Point of Order: Action-Aware LLM Persona Modeling for Realistic Civic Simulation
Scott Merrill, Shashank Srivastava
TL;DR
The paper tackles the challenge of realistically simulating multi-party civic deliberations by generating speaker-attributed transcripts from public Zoom recordings and enriching them with action-aware metadata. It introduces a multimodal speaker-linking pipeline and a structured metadata framework (persona profiles, topics, action tags) to fine-tune LLMs via parameter-efficient methods, yielding substantial improvements in $PPL$, $CFR$, and $SAA$. The authors release three datasets of speaker-labeled government deliberations and evaluate realism through both automatic metrics and human-based Turing tests, finding simulations often indistinguishable from real dialogues. Temporal grounding and carefully designed prompts further enhance topic coverage and goal coherence in simulations, enabling scalable counterfactual analyses of institutional decision-making.
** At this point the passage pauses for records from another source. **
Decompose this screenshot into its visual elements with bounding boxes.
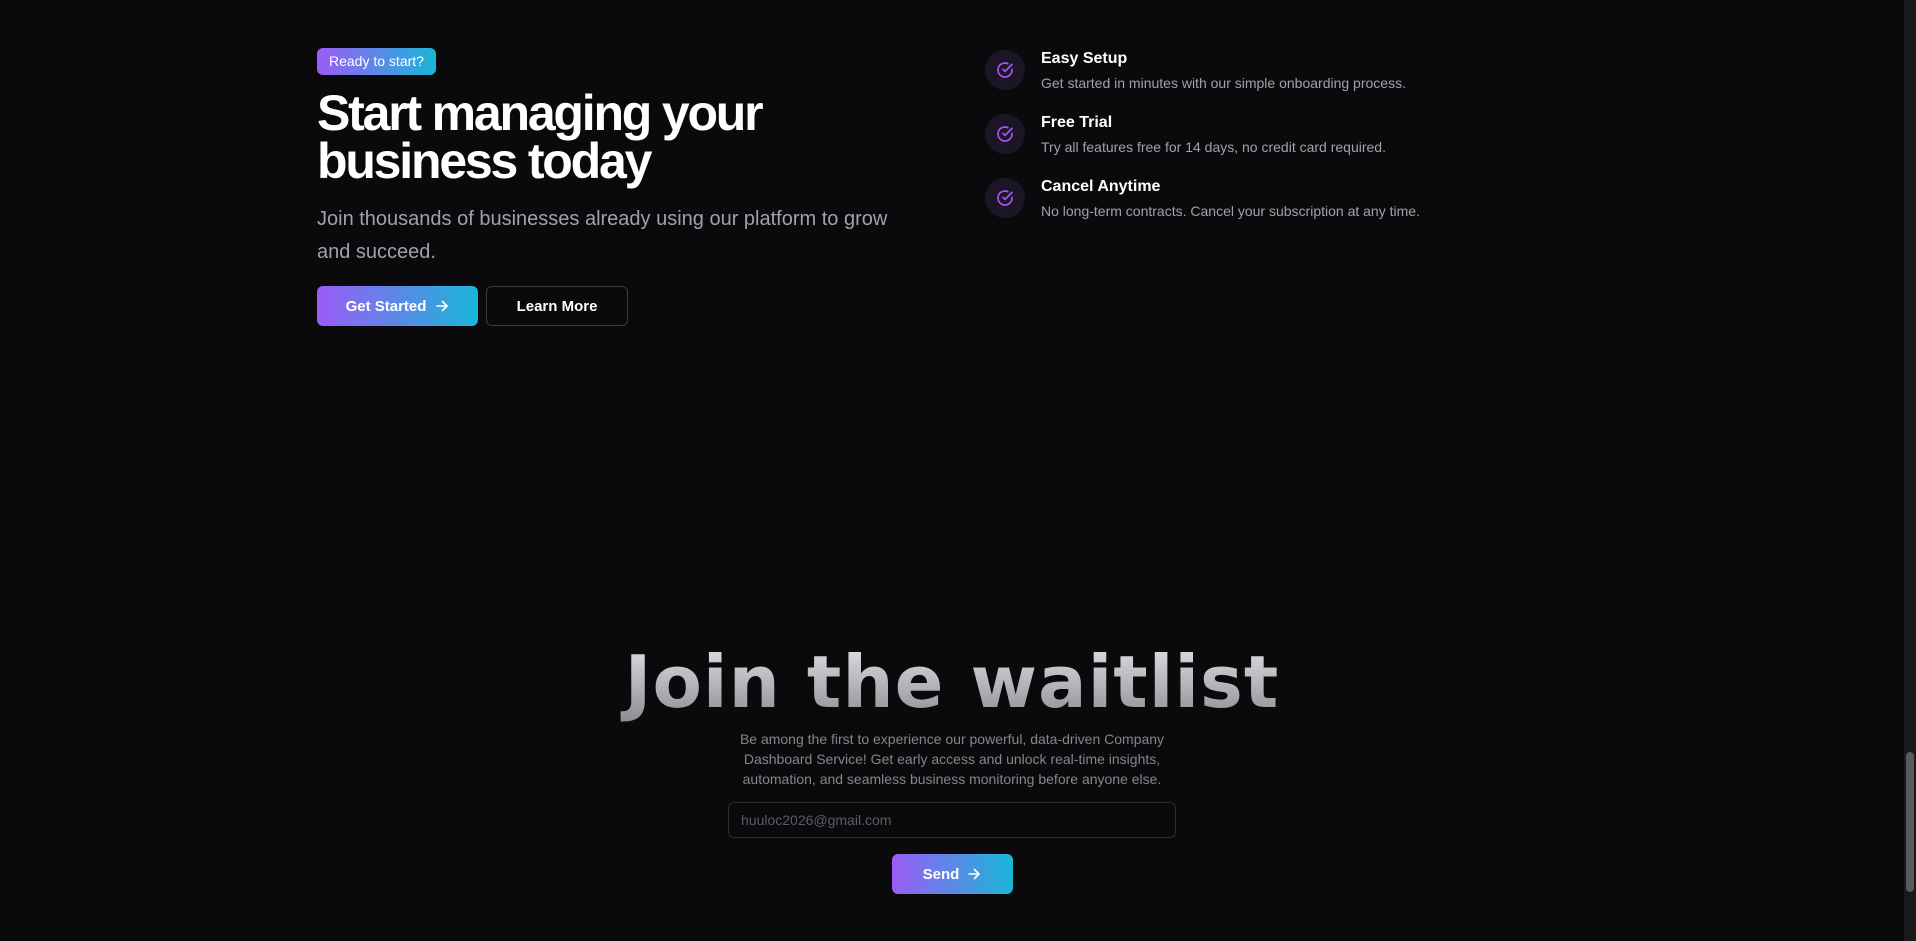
feature-description: No long-term contracts. Cancel your subs… — [1041, 203, 1420, 219]
cta-buttons: Get Started Learn More — [317, 286, 937, 326]
get-started-button[interactable]: Get Started — [317, 286, 478, 326]
scrollbar-thumb[interactable] — [1906, 752, 1914, 892]
cta-title: Start managing your business today — [317, 88, 937, 186]
cta-title-line2: business today — [317, 133, 652, 189]
feature-description: Try all features free for 14 days, no cr… — [1041, 139, 1386, 155]
get-started-label: Get Started — [345, 297, 427, 315]
page: Ready to start? Start managing your busi… — [0, 0, 1916, 941]
email-input[interactable] — [728, 802, 1176, 838]
arrow-right-icon — [435, 299, 449, 313]
waitlist-section: Join the waitlist Be among the first to … — [0, 640, 1904, 894]
arrow-right-icon — [967, 867, 981, 881]
send-button[interactable]: Send — [891, 854, 1013, 894]
feature-title: Free Trial — [1041, 114, 1113, 131]
check-circle-icon — [985, 114, 1025, 154]
check-circle-icon — [985, 50, 1025, 90]
feature-item: Cancel Anytime No long-term contracts. C… — [985, 178, 1505, 242]
feature-item: Free Trial Try all features free for 14 … — [985, 114, 1505, 178]
send-label: Send — [922, 865, 960, 883]
ready-badge: Ready to start? — [317, 48, 436, 75]
feature-text: Easy Setup Get started in minutes with o… — [1041, 49, 1406, 92]
check-circle-icon — [985, 178, 1025, 218]
feature-description: Get started in minutes with our simple o… — [1041, 75, 1406, 91]
waitlist-title: Join the waitlist — [0, 640, 1904, 724]
feature-text: Cancel Anytime No long-term contracts. C… — [1041, 177, 1420, 220]
cta-section: Ready to start? Start managing your busi… — [317, 48, 937, 326]
feature-text: Free Trial Try all features free for 14 … — [1041, 113, 1386, 156]
learn-more-button[interactable]: Learn More — [486, 286, 628, 326]
feature-title: Cancel Anytime — [1041, 178, 1161, 195]
feature-item: Easy Setup Get started in minutes with o… — [985, 50, 1505, 114]
feature-title: Easy Setup — [1041, 50, 1128, 67]
feature-list: Easy Setup Get started in minutes with o… — [985, 50, 1505, 242]
scrollbar[interactable] — [1904, 0, 1916, 941]
waitlist-description: Be among the first to experience our pow… — [739, 731, 1165, 787]
cta-subtitle: Join thousands of businesses already usi… — [317, 208, 888, 263]
learn-more-label: Learn More — [516, 297, 598, 315]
Collectively, this work provides a reproducible pipeline and datasets that advance realistic, persona-aware civic simulations for policy analysis, training, and civic tech research.
Abstract
Large language models offer opportunities to simulate multi-party deliberation, but realistic modeling remains limited by a lack of speaker-attributed data. Transcripts produced via automatic speech recognition (ASR) assign anonymous speaker labels (e.g., Speaker_1), preventing models from capturing consistent human behavior. This work introduces a reproducible pipeline to transform public Zoom recordings into speaker-attributed transcripts with metadata like persona profiles and pragmatic action tags (e.g., [propose_motion]). We release three local government deliberation datasets: Appellate Court hearings, School Board meetings, and Municipal Council sessions. Fine-tuning LLMs to model specific participants using this "action-aware" data produces a 67% reduction in perplexity and nearly doubles classifier-based performance metrics for speaker fidelity and realism. Turing-style human evaluations show our simulations are often indistinguishable from real deliberations, providing a practical and scalable method for complex realistic civic simulations.